Inside the theater, according to Cowboy, there are this afternoon, over a couple of hours, about fifteen guys at any time. Projector, beam of light, screen with old generic straight porn movies. Maybe seven rows of seats, thirty or so in all, plus some free-standing lawn chairs.

An area of darkness at the back, illuminated only when the entry door opens. Of the odessa men, two sit unmoving with eyes fixed on gay screen; the rest move around, check each other out. Cowboy agrees. Other than bars, there are a few parks in and around town where some cruising is reputed to go on, and rest stops on the interstate where locals are said to connect with truckers and others.

Another search pulls up websites where a few Odessa men post sex ads, offering among other things to drive from to 1, miles for the right guy. There was a murder, two rich guys who picked up the wrong trick; a Metropolitan Community Church met for a while in the nineties; maybe some gay events that made the papers and got attacked by preachers—all sputtering out by the turn of the century.

But locally, not much of anything, not even arrests. I live in Washington, D. But worlds do collide: one day I came out of the gay bookstore and a young guy followed and stopped me: dress shirt and tie, clean-cut, cute, slight Southwest accent—a sales rep, maybe, in town for a convention.
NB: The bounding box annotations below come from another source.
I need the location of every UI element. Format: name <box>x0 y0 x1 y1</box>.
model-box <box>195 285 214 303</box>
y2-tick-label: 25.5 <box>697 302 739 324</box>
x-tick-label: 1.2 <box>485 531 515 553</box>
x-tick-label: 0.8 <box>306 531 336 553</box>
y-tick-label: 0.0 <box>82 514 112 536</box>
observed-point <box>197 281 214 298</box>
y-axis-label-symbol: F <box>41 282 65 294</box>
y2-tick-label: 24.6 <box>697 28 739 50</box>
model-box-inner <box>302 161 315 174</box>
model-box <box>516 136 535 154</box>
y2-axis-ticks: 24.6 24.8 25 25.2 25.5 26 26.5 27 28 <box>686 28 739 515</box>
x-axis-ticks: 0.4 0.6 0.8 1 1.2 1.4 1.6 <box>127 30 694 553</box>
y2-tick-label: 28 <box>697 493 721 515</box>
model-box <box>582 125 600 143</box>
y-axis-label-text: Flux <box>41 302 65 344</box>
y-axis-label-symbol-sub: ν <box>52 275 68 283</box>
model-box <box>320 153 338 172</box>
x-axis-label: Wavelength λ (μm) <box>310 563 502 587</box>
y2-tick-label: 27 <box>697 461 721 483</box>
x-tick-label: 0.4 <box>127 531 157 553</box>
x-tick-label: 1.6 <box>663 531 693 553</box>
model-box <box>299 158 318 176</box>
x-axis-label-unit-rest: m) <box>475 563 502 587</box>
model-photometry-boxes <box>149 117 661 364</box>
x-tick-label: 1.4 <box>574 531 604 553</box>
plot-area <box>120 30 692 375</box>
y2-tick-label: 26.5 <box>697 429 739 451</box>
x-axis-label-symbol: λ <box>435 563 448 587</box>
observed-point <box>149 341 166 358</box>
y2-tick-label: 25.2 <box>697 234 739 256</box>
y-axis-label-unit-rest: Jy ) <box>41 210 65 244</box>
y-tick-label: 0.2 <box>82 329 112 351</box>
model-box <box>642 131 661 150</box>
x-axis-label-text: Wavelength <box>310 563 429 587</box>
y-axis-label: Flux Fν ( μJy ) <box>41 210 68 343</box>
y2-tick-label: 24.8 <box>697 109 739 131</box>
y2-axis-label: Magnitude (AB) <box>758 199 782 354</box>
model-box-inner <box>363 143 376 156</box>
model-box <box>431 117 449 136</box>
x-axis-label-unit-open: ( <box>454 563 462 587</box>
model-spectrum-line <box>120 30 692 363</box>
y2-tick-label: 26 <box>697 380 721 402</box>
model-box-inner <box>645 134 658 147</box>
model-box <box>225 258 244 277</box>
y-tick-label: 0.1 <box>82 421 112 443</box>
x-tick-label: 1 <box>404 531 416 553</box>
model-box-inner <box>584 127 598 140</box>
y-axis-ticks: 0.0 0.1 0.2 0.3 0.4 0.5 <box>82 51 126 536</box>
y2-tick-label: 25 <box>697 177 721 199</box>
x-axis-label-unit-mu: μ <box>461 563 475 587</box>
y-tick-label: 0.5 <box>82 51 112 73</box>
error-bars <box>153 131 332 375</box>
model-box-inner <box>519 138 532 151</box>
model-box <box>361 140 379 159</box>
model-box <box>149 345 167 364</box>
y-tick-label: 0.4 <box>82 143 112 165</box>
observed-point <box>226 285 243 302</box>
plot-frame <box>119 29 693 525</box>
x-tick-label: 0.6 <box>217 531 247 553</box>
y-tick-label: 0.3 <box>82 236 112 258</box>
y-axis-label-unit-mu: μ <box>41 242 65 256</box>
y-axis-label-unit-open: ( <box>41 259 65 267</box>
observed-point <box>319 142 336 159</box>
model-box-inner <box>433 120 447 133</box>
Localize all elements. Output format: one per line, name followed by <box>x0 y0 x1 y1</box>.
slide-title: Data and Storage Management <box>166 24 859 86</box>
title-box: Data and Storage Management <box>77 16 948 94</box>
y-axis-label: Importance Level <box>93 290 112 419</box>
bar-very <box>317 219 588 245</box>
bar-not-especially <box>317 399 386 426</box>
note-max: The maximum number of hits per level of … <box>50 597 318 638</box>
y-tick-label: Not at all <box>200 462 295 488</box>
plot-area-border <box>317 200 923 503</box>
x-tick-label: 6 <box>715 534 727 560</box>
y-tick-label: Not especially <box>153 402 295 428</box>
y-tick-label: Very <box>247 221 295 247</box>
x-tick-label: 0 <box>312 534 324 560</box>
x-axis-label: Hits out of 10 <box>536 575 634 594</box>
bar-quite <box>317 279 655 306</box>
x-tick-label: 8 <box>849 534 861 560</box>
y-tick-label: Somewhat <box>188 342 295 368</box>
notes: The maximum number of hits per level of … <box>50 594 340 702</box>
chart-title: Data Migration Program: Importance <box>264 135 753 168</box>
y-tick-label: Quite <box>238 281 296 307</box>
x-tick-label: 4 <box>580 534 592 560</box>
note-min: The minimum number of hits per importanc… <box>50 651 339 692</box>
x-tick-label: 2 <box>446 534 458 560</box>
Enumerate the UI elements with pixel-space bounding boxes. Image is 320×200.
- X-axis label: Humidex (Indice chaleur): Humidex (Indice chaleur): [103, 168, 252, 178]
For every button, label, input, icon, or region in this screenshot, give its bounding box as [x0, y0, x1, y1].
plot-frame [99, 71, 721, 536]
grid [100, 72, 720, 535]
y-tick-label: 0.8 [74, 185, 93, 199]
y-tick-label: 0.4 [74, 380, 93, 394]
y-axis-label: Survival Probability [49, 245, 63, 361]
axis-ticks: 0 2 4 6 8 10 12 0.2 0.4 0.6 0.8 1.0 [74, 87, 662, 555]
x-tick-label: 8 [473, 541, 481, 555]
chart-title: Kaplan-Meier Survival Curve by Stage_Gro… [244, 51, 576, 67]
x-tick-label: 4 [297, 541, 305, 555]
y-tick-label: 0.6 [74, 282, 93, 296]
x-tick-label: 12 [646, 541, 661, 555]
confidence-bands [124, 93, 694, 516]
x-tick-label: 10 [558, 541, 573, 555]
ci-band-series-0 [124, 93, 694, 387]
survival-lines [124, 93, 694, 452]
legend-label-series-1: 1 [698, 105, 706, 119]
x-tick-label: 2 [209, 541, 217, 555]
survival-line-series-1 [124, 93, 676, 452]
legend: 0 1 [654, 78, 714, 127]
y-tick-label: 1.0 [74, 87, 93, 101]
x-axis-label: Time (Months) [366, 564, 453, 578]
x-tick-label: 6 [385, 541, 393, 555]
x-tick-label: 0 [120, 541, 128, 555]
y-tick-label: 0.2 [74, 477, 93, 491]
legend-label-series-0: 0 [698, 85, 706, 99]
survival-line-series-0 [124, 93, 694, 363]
I vaguely knew that there was a red-light district off in some industrial area, and finally learned details from a front-page feature in The Washington Post. Of these businesses, a D. Back in the days when I was having sex, encounters with MSM were more frequent and closer. I went to bathhouses a lot: MSM for days, in the general mix.

The King of X

Of course, with everybody in nothing but a towel, you only had clues here and there: wedding rings, military haircuts, bits of overheard talk, something in the way they moved, something in their eyes. After sex, a thirtyish Asian guy rambled wistfully about family obligations, his wife and kids, the freedoms he imagined I enjoyed, that were never to be his.

Anyway, none of this MSM stuff is news. The behavior is classic Kinsey: a spectrum from zero to six, all straight to all gay. An epistemological enigma, never to be resolved. We met inin a gay collective in Berkeley, California, in the crazed fandango of early gay liberation. Meanwhile, lovers and friends, vocations and avocations, whole gay eras, came and went: marches, parades, encounter groups, dance parties, street fairs, film festivals, court decisions, media visibility, ballot propositions, the epidemic and everything it ended or upended, all the gay vicissitudes, to mid-life and beyond.